Before joining Queen, Brian May and Roger Taylor had been playing together in a band named Smile with bassist Tim Staffell. Freddie Mercury (then known as Farrokh/Freddie Bulsara) was a fan of Smile, and encouraged them to experiment with more elaborate stage and recording techniques after Staffell's departure in 1970. Mercury himself joined the band shortly thereafter, changed the name of the band to "Queen", and adopted his familiar stage name. John Deacon was recruited prior to recording their eponymous debut album (1973). Queen enjoyed success in the UK with their debut and its follow-up, Queen II (1974), but it was the release of Sheer Heart Attack (1974) and A Night at the Opera (1975) that gained the band international success. The latter featured "Bohemian Rhapsody", which stayed at number one in the UK Singles Chart for nine weeks; it charted at number one in several other territories, and gave the band their first top ten hit on the US Billboard Hot 100. Their 1977 album, News of the World, contained two of rock's most recognisable anthems, "We Will Rock You" and "We Are the Champions". By the early 1980s, Queen were one of the biggest stadium rock bands in the world, and their performance at 1985's Live Aid is widely regarded as one of the greatest in rock history. In 1991, Mercury died of bronchopneumonia, a complication of AIDS, and Deacon retired in 1997. Since then, May and Taylor have infrequently performed together, including a collaboration with Paul Rodgers under the name Queen + Paul Rodgers which ended in May 2009.

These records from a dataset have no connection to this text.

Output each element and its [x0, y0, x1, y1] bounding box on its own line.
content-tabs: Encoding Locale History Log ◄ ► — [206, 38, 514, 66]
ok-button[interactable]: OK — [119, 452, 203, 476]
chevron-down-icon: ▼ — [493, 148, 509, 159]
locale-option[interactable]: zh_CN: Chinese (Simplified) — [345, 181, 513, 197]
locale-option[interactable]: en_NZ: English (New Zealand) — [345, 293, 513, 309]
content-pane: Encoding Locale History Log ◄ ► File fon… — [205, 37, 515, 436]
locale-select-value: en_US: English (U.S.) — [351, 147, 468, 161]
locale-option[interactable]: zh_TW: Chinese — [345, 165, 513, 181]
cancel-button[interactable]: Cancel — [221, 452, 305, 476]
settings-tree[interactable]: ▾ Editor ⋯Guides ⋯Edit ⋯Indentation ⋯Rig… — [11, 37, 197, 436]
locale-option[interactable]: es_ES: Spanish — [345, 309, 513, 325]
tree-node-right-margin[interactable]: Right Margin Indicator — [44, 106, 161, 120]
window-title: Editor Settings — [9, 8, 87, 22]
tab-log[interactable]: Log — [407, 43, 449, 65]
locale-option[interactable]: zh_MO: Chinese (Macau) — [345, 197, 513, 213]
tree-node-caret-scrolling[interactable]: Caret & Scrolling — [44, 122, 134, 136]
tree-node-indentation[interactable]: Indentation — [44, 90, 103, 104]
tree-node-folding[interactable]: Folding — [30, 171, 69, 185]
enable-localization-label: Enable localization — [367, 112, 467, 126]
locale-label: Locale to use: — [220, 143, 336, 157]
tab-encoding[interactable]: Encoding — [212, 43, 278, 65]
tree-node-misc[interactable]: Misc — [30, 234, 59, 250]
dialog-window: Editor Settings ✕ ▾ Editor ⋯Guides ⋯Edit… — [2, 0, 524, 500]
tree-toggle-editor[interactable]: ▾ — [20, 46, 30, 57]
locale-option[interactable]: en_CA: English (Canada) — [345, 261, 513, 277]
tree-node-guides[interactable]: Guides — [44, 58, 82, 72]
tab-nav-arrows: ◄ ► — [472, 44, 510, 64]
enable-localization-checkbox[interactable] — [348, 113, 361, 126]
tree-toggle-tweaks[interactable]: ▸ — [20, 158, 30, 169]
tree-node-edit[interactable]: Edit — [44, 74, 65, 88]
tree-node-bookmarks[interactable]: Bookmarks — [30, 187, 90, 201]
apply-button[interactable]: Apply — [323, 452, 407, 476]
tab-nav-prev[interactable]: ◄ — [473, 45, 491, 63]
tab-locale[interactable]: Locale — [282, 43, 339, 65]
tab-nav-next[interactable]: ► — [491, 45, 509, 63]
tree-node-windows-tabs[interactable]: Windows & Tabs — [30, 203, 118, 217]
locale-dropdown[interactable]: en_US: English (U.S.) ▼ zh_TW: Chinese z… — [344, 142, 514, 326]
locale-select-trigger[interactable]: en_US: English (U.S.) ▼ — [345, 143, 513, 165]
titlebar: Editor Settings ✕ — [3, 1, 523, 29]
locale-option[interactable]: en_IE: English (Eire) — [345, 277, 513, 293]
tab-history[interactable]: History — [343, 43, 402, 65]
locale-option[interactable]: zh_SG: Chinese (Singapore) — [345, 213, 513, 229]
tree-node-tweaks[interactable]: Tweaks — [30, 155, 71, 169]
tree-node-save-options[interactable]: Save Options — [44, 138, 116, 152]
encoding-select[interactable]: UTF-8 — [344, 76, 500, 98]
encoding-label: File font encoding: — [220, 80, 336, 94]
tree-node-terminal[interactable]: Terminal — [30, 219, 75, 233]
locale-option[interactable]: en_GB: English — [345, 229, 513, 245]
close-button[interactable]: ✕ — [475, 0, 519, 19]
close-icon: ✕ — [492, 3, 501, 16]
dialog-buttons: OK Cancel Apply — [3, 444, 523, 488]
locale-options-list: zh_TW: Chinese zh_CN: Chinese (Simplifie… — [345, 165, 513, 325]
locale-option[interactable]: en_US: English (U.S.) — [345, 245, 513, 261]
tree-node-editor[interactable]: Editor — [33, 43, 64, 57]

The band have released a total of 18 number one albums, 18 number one singles, and 10 number one DVDs. Estimates of their album sales generally range from 150 million to 300 million albums, making them one of the world's best-selling music artists. They received the Outstanding Contribution to British Music Award from the British Phonographic Industry in 1990, and were inducted into the Rock and Roll Hall of Fame in 2001.